Chanterelles are wonderful summer treats with a much more delicate taste than the chicken of the woods. It ranges in color from yellow to deep orange which aid in finding them among the green of the herbaceous layer surrounding them. They grow out of the soil and can be from 2-5 inches across. They have false gills on their undersides that look like wrinkles. They tend to be found in rich soils and have a mycorrhizal relationship with oaks. The fruiting bodies can be found July–September. I recommend heading out the day after a good rain to find large areas of orange mushrooms rising out of the ground.

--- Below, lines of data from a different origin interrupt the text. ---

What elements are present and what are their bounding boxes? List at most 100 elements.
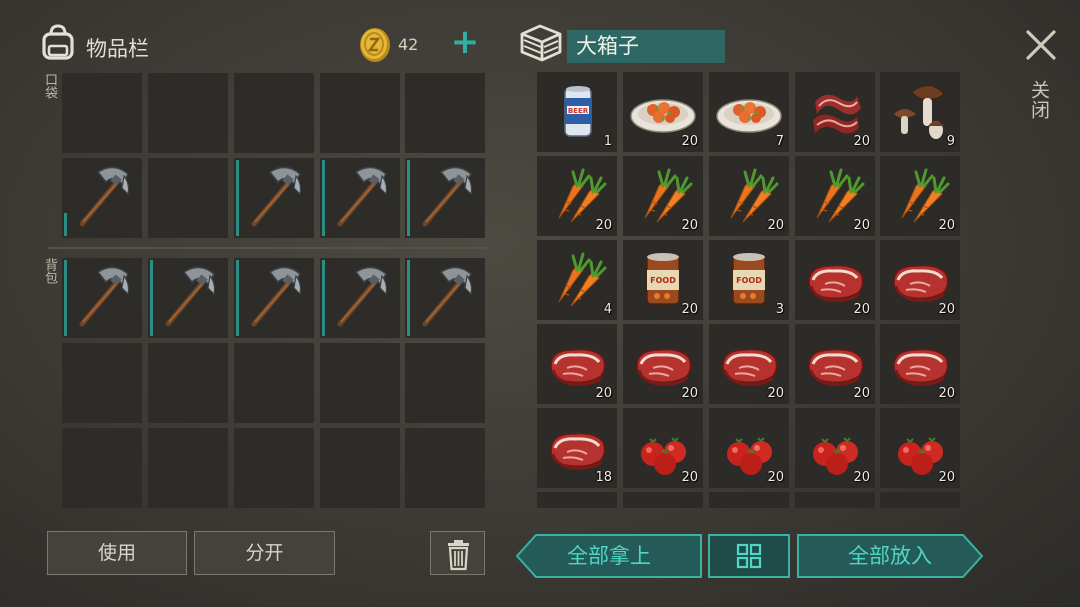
- pickaxe-icon: [422, 166, 473, 227]
- chest-slot[interactable]: 20: [880, 240, 960, 320]
- close-label[interactable]: 关闭: [1028, 80, 1053, 120]
- section-divider: [48, 247, 488, 249]
- split-button[interactable]: 分开: [194, 531, 335, 575]
- item-quantity: 20: [595, 386, 612, 401]
- chest-slot[interactable]: [795, 492, 875, 508]
- durability-bar: [236, 260, 239, 336]
- pocket-slot[interactable]: [62, 73, 142, 153]
- pocket-slot[interactable]: [234, 158, 314, 238]
- item-quantity: 20: [938, 386, 955, 401]
- backpack-icon: [42, 24, 74, 60]
- backpack-slot[interactable]: [62, 428, 142, 508]
- item-quantity: 7: [775, 134, 784, 149]
- chest-slot[interactable]: FOOD 20: [623, 240, 703, 320]
- chest-slot[interactable]: [709, 492, 789, 508]
- durability-bar: [407, 260, 410, 336]
- pocket-slot[interactable]: [234, 73, 314, 153]
- item-quantity: 20: [767, 386, 784, 401]
- backpack-slot[interactable]: [234, 258, 314, 338]
- item-quantity: 20: [853, 134, 870, 149]
- use-button[interactable]: 使用: [47, 531, 187, 575]
- chest-slot[interactable]: 20: [880, 408, 960, 488]
- chest-slot[interactable]: [880, 492, 960, 508]
- backpack-slot[interactable]: [62, 343, 142, 423]
- chest-slot[interactable]: FOOD 3: [709, 240, 789, 320]
- chest-slot[interactable]: 20: [709, 408, 789, 488]
- item-quantity: 20: [681, 218, 698, 233]
- pickaxe-icon: [165, 266, 216, 327]
- pocket-slot[interactable]: [148, 73, 228, 153]
- chest-slot[interactable]: [623, 492, 703, 508]
- chest-slot[interactable]: 20: [795, 408, 875, 488]
- item-quantity: 20: [681, 134, 698, 149]
- pickaxe-icon: [251, 166, 302, 227]
- pocket-slot[interactable]: [320, 158, 400, 238]
- take-all-button[interactable]: 全部拿上: [516, 534, 702, 578]
- item-quantity: 1: [603, 134, 612, 149]
- pocket-slot[interactable]: [405, 73, 485, 153]
- pickaxe-icon: [337, 266, 388, 327]
- backpack-slot[interactable]: [320, 258, 400, 338]
- chest-grid: BEER 1 20 7 20 9 20 20 20 20 20 4 FOOD 20 FOOD 3 20 20 20 2…: [537, 72, 962, 508]
- chest-slot[interactable]: 20: [880, 156, 960, 236]
- chest-slot[interactable]: 20: [623, 72, 703, 152]
- backpack-slot[interactable]: [148, 428, 228, 508]
- backpack-slot[interactable]: [148, 258, 228, 338]
- item-quantity: 9: [946, 134, 955, 149]
- item-quantity: 20: [938, 470, 955, 485]
- backpack-slot[interactable]: [320, 428, 400, 508]
- chest-slot[interactable]: 20: [795, 156, 875, 236]
- chest-slot[interactable]: 20: [623, 408, 703, 488]
- chest-slot[interactable]: BEER 1: [537, 72, 617, 152]
- item-quantity: 20: [595, 218, 612, 233]
- backpack-slot[interactable]: [405, 343, 485, 423]
- item-quantity: 4: [603, 302, 612, 317]
- backpack-label: 背包: [42, 258, 57, 284]
- item-quantity: 20: [853, 218, 870, 233]
- item-quantity: 20: [681, 302, 698, 317]
- chest-slot[interactable]: 20: [709, 156, 789, 236]
- pickaxe-icon: [337, 166, 388, 227]
- chest-slot[interactable]: 4: [537, 240, 617, 320]
- chest-title[interactable]: 大箱子: [567, 30, 725, 63]
- chest-slot[interactable]: 9: [880, 72, 960, 152]
- item-quantity: 20: [681, 470, 698, 485]
- chest-slot[interactable]: 18: [537, 408, 617, 488]
- chest-slot[interactable]: 20: [537, 156, 617, 236]
- backpack-slot[interactable]: [62, 258, 142, 338]
- chest-slot[interactable]: 20: [795, 72, 875, 152]
- chest-slot[interactable]: 20: [795, 324, 875, 404]
- svg-text:BEER: BEER: [568, 107, 589, 115]
- chest-slot[interactable]: [537, 492, 617, 508]
- chest-slot[interactable]: 7: [709, 72, 789, 152]
- pickaxe-icon: [79, 266, 130, 327]
- backpack-slot[interactable]: [405, 428, 485, 508]
- sort-grid-button[interactable]: [708, 534, 790, 578]
- put-all-button[interactable]: 全部放入: [797, 534, 983, 578]
- chest-slot[interactable]: 20: [795, 240, 875, 320]
- backpack-slot[interactable]: [320, 343, 400, 423]
- durability-bar: [322, 260, 325, 336]
- chest-slot[interactable]: 20: [537, 324, 617, 404]
- chest-slot[interactable]: 20: [623, 156, 703, 236]
- chest-slot[interactable]: 20: [623, 324, 703, 404]
- add-coins-button[interactable]: +: [450, 25, 480, 60]
- pocket-slot[interactable]: [320, 73, 400, 153]
- pocket-slot[interactable]: [62, 158, 142, 238]
- item-quantity: 20: [938, 218, 955, 233]
- item-quantity: 18: [595, 470, 612, 485]
- backpack-slot[interactable]: [234, 428, 314, 508]
- put-all-label: 全部放入: [848, 544, 932, 568]
- backpack-slot[interactable]: [148, 343, 228, 423]
- pocket-slot[interactable]: [405, 158, 485, 238]
- durability-bar: [322, 160, 325, 236]
- trash-button[interactable]: [430, 531, 485, 575]
- inventory-title: 物品栏: [86, 37, 149, 61]
- chest-slot[interactable]: 20: [880, 324, 960, 404]
- take-all-label: 全部拿上: [567, 544, 651, 568]
- close-icon[interactable]: [1024, 28, 1058, 62]
- backpack-slot[interactable]: [405, 258, 485, 338]
- backpack-slot[interactable]: [234, 343, 314, 423]
- pocket-slot[interactable]: [148, 158, 228, 238]
- chest-slot[interactable]: 20: [709, 324, 789, 404]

After you locate your patch of chanterelles, kitchen time has arrived. When I bring home chanterelles they are usually a bit dirty. Swish them in and out of some cold water without submerging them to avoid water absorption. Cook small mushrooms whole and slice the larger variety for uniform cooking. I prefer to brown them lightly in a bit of oil, butter or cream sauce. They release an apricot like aroma and maintain a great texture and appearance.
Cooking and eating mushrooms should be done cautiously at first. After you have mastered ID skills and picked your first edibles, cook your mushrooms but eat only a little bit at first. Mushrooms tend to treat each stomach differently.
Don’t let early August come and go without a venture into our rich woods to search for these two varieties. Both chicken of the woods and chanterelles offer a lot of value to any kitchen and are plentiful in our landscape. Make sure you begin your search before spider in the face season!